After a3 runs, mem[v2] = v1. By assembling enough such triples you can perform arbitrary computation — move data, call functions, invoke syscalls — entirely from existing code.

Turing completeness

Hovav Shacham's 2007 paper "The Geometry of Innocent Flesh on the Bone" proved that ROP is Turing complete: any computation expressible in a normal program can be expressed as a gadget chain, as long as the binary is large enough to contain the necessary gadget types. The paper's key observation: "In any sufficiently large body of x86 executable code there will exist sufficiently many useful code sequences that an attacker who controls the stack will be able to cause the exploited program to undertake arbitrary computation."
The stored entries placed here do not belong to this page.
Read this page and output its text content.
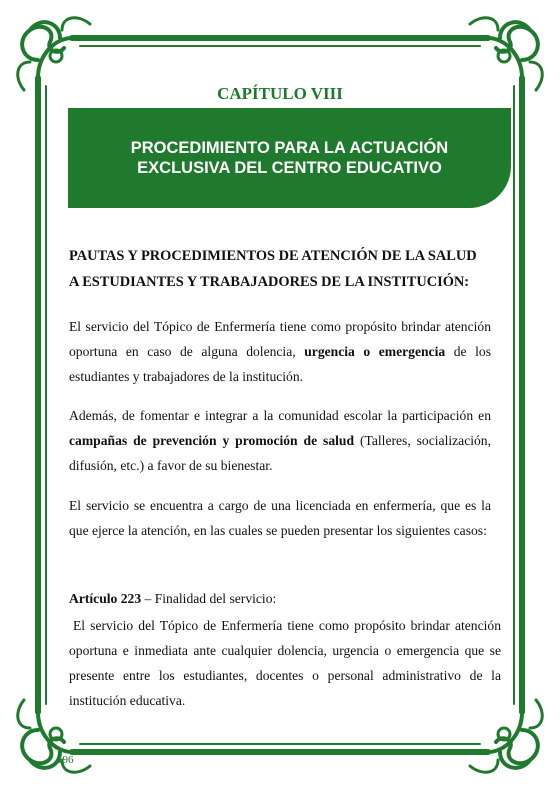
CAPÍTULO VIII
PROCEDIMIENTO PARA LA ACTUACIÓN
EXCLUSIVA DEL CENTRO EDUCATIVO
PAUTAS Y PROCEDIMIENTOS DE ATENCIÓN DE LA SALUD
A ESTUDIANTES Y TRABAJADORES DE LA INSTITUCIÓN:
El servicio del Tópico de Enfermería tiene como propósito brindar atención oportuna en caso de alguna dolencia, urgencia o emergencia de los estudiantes y trabajadores de la institución.
Además, de fomentar e integrar a la comunidad escolar la participación en campañas de prevención y promoción de salud (Talleres, socialización, difusión, etc.) a favor de su bienestar.
El servicio se encuentra a cargo de una licenciada en enfermería, que es la que ejerce la atención, en las cuales se pueden presentar los siguientes casos:
Artículo 223 – Finalidad del servicio:
El servicio del Tópico de Enfermería tiene como propósito brindar atención oportuna e inmediata ante cualquier dolencia, urgencia o emergencia que se presente entre los estudiantes, docentes o personal administrativo de la institución educativa.
196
Tools: finding gadgets automatically

Manual gadget hunting is tedious. Two widely used tools automate it:

Tool Usage
ROPgadget ROPgadget --binary ./target --ropchain scans the binary for gadgets and can automatically synthesize a chain to call execve. Pass --binary /path/to/libc.so.6 --offset <load_addr> to search a shared library.
pwntools (ROP class) from pwn import *; elf = ELF('./target'); rop = ROP(elf) — programmatically build chains by calling rop.call('system', [next(elf.search(b'/bin/sh'))]).

ROPgadget's --ropchain output is a ready-to-paste Python snippet using struct.pack to assemble the chain byte by byte.

Defenses against ROP

ROP requires the attacker to know gadget addresses and to control the stack. Defenses attack both requirements:

Defense Mechanism
Stack canary Detects stack-buffer overflow before ret executes
ASLR Randomizes load addresses — gadget addresses are unknown at exploit-write time
Control-Flow Integrity (CFI) Hardware/compiler validates every indirect transfer; ret to an unexpected address is blocked
"Return-less" code Compiler replaces ret with equivalent sequences that are not gadget terminators
Compartmentalization Limits blast radius so even a successful chain cannot reach sensitive operations

In practice, ASLR is the most commonly deployed first-line defense against ROP; CFI (e.g., Intel CET shadow stack) is the more robust hardware solution deployed in modern systems.

Key takeaways

Practice

  1. DEP/NX marks the stack and heap as non-executable. Why does this NOT stop a ret2libc or ROP attack?
  2. What defines a ROP gadget?
  3. When a ret instruction executes during a ROP chain, what two things happen to CPU state?
  4. In 32-bit cdecl calling convention, after fun1(t) returns, why can't we immediately call fun2(u, v) in a naive ret2libc chain — and what gadget type solves this?
  5. The slides compare ROP to normal programming. In that analogy, what plays the role of the instruction pointer (%eip) during a ROP chain?
  6. An attacker wants to perform the operation Mem[v2] = v1 using a ROP chain. Which sequence of three gadgets achieves this, given that v1 and v2 are values on the attacker-controlled stack?
  7. Which command-line invocation of ROPgadget scans the binary ./stack0x04 and attempts to automatically synthesize an execve ROP chain?
  8. Why does ASLR make ROP attacks harder, and why does it not make them impossible? What technique can still work against ASLR in some scenarios?
  9. Hovav Shacham's 2007 paper proved ROP is Turing complete. Explain in one paragraph what that means practically for an attacker exploiting a 32-bit Linux binary with DEP/NX enabled but no ASLR or stack canary.